# Shimano Decals



## Jim (Nov 10, 2007)

Hello,
I scored Ten Shimano Decals they are 1x6 and the lettering is Blue.
If you want one, respond here and I will drop one in the mail for you. First nine to respond will get them.


----------



## SMDave (Nov 10, 2007)

Shawtee #1! :lol:


----------



## dampeoples (Nov 10, 2007)

Well, Ok, you twisted my arm


----------



## shamoo (Nov 10, 2007)

Mr. James Im in if it isnt too late


----------



## mr.fish (Nov 10, 2007)

I'll take one if you don't mind or if its not to late.


----------



## BoatMechanic (Nov 10, 2007)

Ill take one please!!


----------



## fzaetz (Nov 10, 2007)

I'll take one too! Thanks...


----------



## Jim (Nov 10, 2007)

2 left!

Will pm you if I need your address soon.


----------



## little anth (Nov 10, 2007)

do you mind sending one to me do you still ahve the info for me??
thanks 8)


----------



## Waterwings (Nov 10, 2007)

Heck, I'll certainly take one if there's any left


----------



## FishinsMyLife (Nov 11, 2007)

I'll take one if there are any left


----------



## Jim (Nov 14, 2007)

Decals are going out tomorrow (Thursday 11/14/2007).

Fishinsmylife317,
I gave you mine.

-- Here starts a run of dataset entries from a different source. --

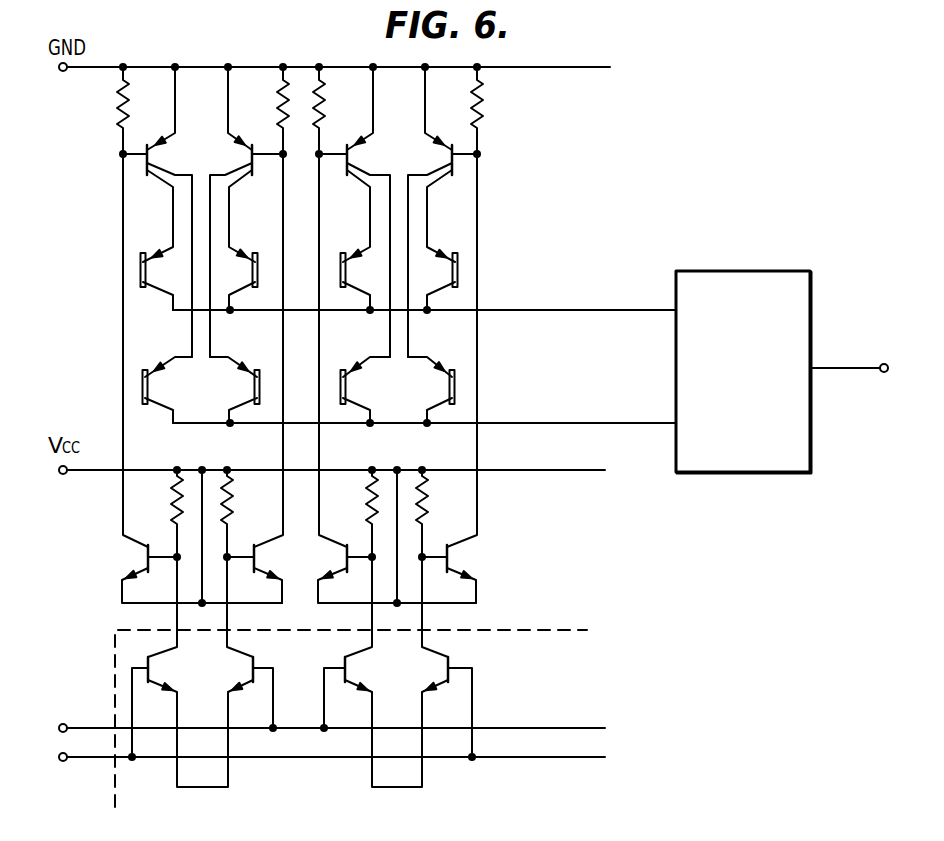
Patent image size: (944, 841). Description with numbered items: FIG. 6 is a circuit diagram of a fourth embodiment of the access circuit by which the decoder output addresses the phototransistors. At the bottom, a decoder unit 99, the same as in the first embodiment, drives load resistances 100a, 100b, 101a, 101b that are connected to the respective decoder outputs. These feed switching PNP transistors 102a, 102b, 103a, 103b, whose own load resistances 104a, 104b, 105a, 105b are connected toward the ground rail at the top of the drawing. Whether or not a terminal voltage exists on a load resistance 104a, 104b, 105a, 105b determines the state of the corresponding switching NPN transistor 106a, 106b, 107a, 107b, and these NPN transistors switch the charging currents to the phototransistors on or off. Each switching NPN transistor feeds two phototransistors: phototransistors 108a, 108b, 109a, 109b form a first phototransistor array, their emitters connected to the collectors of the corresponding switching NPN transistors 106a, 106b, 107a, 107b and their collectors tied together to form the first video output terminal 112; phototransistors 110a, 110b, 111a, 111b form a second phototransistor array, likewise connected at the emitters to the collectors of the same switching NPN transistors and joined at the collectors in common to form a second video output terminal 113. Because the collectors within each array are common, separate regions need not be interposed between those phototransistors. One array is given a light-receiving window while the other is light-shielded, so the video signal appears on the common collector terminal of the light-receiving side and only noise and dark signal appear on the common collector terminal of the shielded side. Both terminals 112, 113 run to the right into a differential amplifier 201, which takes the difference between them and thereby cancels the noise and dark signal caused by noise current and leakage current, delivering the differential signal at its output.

The decoder unit 99 is at (112, 692).
The load resistance 100a is at (172, 494).
The load resistance 100b is at (228, 505).
The load resistance 101a is at (368, 495).
The load resistance 101b is at (430, 517).
The switching PNP transistor 102a is at (133, 572).
The switching PNP transistor 102b is at (264, 568).
The switching PNP transistor 103a is at (327, 543).
The switching PNP transistor 103b is at (466, 545).
The load resistance 104a is at (116, 97).
The load resistance 104b is at (279, 97).
The load resistance 105a is at (327, 106).
The load resistance 105b is at (485, 98).
The switching NPN transistor 106a is at (167, 167).
The switching NPN transistor 106b is at (253, 178).
The switching NPN transistor 107a is at (346, 174).
The switching NPN transistor 107b is at (461, 175).
The phototransistor 108a is at (145, 275).
The phototransistor 108b is at (268, 245).
The phototransistor 109a is at (342, 262).
The phototransistor 109b is at (466, 247).
The phototransistor 110a is at (145, 369).
The phototransistor 110b is at (257, 369).
The phototransistor 111a is at (343, 369).
The phototransistor 111b is at (452, 369).
The first video output terminal 112 is at (513, 310).
The second video output terminal 113 is at (508, 427).
The differential amplifier 201 is at (742, 271).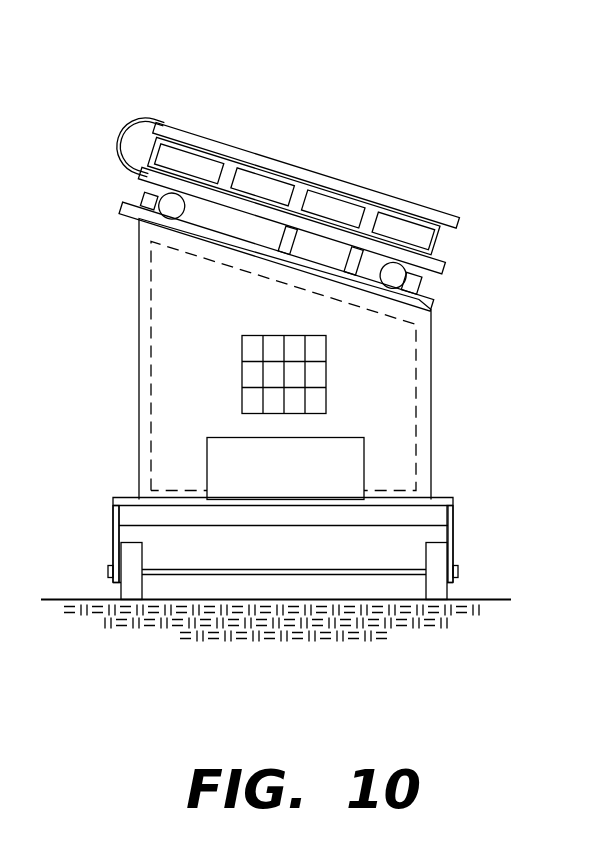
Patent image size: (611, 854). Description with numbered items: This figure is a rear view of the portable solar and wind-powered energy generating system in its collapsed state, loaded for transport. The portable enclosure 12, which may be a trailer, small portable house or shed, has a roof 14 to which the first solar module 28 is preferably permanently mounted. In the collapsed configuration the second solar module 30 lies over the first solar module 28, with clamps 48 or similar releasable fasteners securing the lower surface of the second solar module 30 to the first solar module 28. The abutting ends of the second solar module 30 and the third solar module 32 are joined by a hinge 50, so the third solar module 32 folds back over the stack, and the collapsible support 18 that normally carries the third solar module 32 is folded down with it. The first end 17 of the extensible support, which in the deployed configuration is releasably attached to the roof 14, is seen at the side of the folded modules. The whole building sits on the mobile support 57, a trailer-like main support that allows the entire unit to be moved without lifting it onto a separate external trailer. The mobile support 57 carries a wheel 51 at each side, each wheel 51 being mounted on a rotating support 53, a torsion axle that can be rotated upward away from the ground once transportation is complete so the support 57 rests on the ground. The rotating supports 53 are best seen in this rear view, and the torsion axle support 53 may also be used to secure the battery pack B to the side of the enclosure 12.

The portable enclosure 12 is at (287, 529).
The roof 14 is at (238, 250).
The first end of extensible support 17 is at (121, 212).
The collapsible support 18 is at (366, 175).
The first solar module 28 is at (363, 300).
The second solar module 30 is at (467, 248).
The third solar module 32 is at (437, 198).
The clamps 48 is at (134, 188).
The hinge 50 is at (123, 128).
The wheel 51 is at (121, 588).
The rotating support 53 is at (117, 548).
The mobile support 57 is at (180, 570).
The battery pack B is at (212, 436).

So you have one coming too. :wink: 
I will get some more when the fishing shows come around in February.


----------



## FishinsMyLife (Nov 15, 2007)

Nah man don't do that. You're too generous as it is. I waited too long. You keep it.


----------



## Jim (Nov 15, 2007)

FishinsMyLife317 said:


> Nah man don't do that. You're too generous as it is. I waited too long. You keep it.



Dont worry bud! Believe me, no problem!

I will get more.


----------



## shamoo (Nov 17, 2007)

Got my shimano sticker today along with a tinboat sticker, thanks Mr. Jim


----------



## little anth (Nov 17, 2007)

got it today looks great jim thanks man


----------



## mr.fish (Nov 18, 2007)

Got my sticker today. Thanks again Jim.


----------



## SMDave (Nov 18, 2007)

Finally decided to get off my butt and check the mail from friday and saturday. In there was the shimano decal and tinboats.net decal! Thanks Jim! You're the bomb!

Or should I say... Demetrios, you're the bomb! Lol


----------



## Jim (Nov 18, 2007)

SMDave said:


> Finally decided to get off my butt and check the mail from friday and saturday. In there was the shimano decal and tinboats.net decal! Thanks Jim! You're the bomb!
> 
> Or should I say... Demetrios, you're the bomb! Lol




LOL! Everyone who got an envelope must of looked at the name and said WTF? who the Heck is that!


----------



## Waterwings (Nov 21, 2007)

I was out of town all weekend and finally checked my mail also. Got the Shimano decal! Thanks, Jim


----------



## FishinsMyLife (Nov 21, 2007)

I got mine, which you shouldn't have sent me, the other day. Thanks Jim


----------